Housing Booms and the U.S. Productivity Puzzle

By Jose Carreno

http://d.repec.org/n?u=RePEc:cen:wpaper:20-4&r=dge

The United States has been experiencing a slowdown in productivity growth for more than a decade. I exploit geographic variation across U.S. Metropolitan Statistical Areas (MSAs) to investigate the link between the 2006-2012 decline in house prices (the housing bust) and the productivity slowdown. Instrumental variable estimates support a causal relationship between the housing bust and the productivity slowdown. The results imply that one standard deviation decline in house prices translates into an increment of the productivity gap — i.e. how much an MSA would have to grow to catch up with the trend — by 6.9p.p., where the average gap is 14.51%. Using a newly-constructed capital expenditures measure at the MSA level, I find that the long investment slump that came out of the Great Recession explains an important part of this effect. Next, I document that the housing bust led to the investment slump and, ultimately, the productivity slowdown, mostly through the collapse in consumption expenditures that followed the bust. Lastly, I construct a quantitative general equilibrium model that rationalizes these empirical findings, and find that the housing bust is behind roughly 50 percent of the productivity slowdown.

I used to think that productivity growth in the longer run is really tied to innovation. This paper challenges this view, as it shows that half of the productivity slowdown is tied to aggregate demand issues. Maybe there is still a link between aggregate demand and innovation, but this would be getting convoluted.

One Response to Housing Booms and the U.S. Productivity Puzzle

  1. Jose Carreno says:

    Christian,

    Thank you very much for your interest in my work.
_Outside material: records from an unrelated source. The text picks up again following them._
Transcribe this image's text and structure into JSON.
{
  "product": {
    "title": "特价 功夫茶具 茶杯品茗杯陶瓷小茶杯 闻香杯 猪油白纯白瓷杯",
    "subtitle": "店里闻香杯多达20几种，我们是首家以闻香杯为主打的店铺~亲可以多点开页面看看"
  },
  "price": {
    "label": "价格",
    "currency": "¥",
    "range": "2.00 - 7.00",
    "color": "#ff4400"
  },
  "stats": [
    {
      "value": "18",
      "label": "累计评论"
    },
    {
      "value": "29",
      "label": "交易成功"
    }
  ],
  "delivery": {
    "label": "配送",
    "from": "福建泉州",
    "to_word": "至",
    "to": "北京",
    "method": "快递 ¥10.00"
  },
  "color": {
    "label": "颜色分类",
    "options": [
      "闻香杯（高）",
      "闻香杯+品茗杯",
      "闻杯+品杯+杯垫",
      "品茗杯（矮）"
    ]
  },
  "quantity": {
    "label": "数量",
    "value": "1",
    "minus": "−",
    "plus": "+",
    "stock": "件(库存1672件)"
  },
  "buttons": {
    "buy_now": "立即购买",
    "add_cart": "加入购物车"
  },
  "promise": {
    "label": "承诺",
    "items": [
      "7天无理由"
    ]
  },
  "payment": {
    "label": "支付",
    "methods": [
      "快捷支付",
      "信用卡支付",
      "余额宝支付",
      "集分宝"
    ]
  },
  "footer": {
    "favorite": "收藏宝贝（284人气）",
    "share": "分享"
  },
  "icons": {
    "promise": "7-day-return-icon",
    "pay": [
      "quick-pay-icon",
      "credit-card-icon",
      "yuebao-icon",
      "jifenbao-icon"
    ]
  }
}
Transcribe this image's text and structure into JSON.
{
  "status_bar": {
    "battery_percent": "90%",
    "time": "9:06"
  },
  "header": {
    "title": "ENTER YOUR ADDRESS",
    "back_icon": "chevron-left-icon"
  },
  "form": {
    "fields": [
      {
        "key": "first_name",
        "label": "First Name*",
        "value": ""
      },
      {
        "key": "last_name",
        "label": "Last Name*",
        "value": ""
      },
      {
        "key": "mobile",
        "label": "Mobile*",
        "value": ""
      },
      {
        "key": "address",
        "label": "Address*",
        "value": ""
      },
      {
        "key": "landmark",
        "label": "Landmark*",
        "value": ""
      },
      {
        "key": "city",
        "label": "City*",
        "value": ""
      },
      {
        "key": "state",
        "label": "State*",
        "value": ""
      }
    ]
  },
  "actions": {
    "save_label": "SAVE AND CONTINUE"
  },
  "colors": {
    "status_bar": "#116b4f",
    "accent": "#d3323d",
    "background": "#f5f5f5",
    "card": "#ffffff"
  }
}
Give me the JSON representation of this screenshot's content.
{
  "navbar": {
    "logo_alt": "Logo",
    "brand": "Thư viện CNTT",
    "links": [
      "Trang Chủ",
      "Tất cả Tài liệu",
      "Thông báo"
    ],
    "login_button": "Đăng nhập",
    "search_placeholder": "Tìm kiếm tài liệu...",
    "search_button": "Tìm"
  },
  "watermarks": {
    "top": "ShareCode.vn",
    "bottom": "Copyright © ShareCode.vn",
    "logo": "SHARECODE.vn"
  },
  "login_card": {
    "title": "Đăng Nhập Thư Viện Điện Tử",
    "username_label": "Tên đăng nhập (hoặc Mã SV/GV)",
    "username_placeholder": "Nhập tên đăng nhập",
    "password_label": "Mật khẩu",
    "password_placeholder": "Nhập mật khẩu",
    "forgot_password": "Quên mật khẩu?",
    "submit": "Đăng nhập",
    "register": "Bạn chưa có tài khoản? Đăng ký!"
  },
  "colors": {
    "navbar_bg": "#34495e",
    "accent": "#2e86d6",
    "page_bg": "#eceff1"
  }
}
A comment:

    The paper doesn’t really challenge the connection between productivity growth and innovation in the long-run. Instead, it is a paper that focuses on the short/medium run.

    The idea is that a large and long-lasting aggregate demand shock can make productivity to temporarily deviate from its long-run trend. This could happen even in a setup where the pace of innovation is stable and the technology frontier keeps growing as usual if, for example, a long slump in capital expenditures affects productivity growth through a slowdown in the pace of technology diffusion and the pace of accumulation of capital per worker.

    In the context of the US productivity slowdown, I come to the conclusion (on both empirical and theoretical grounds) that around half seems to be an endogenous response from the Great Recession, whereas the other half could be tied to structural forces that affect the long-run trend or any other kind. An implication of this is that productivity is expected to recover in part, which also explains why the growth rate of labor productivity has been significantly increasing since around 2016 and catching up with the long-run average growth rate.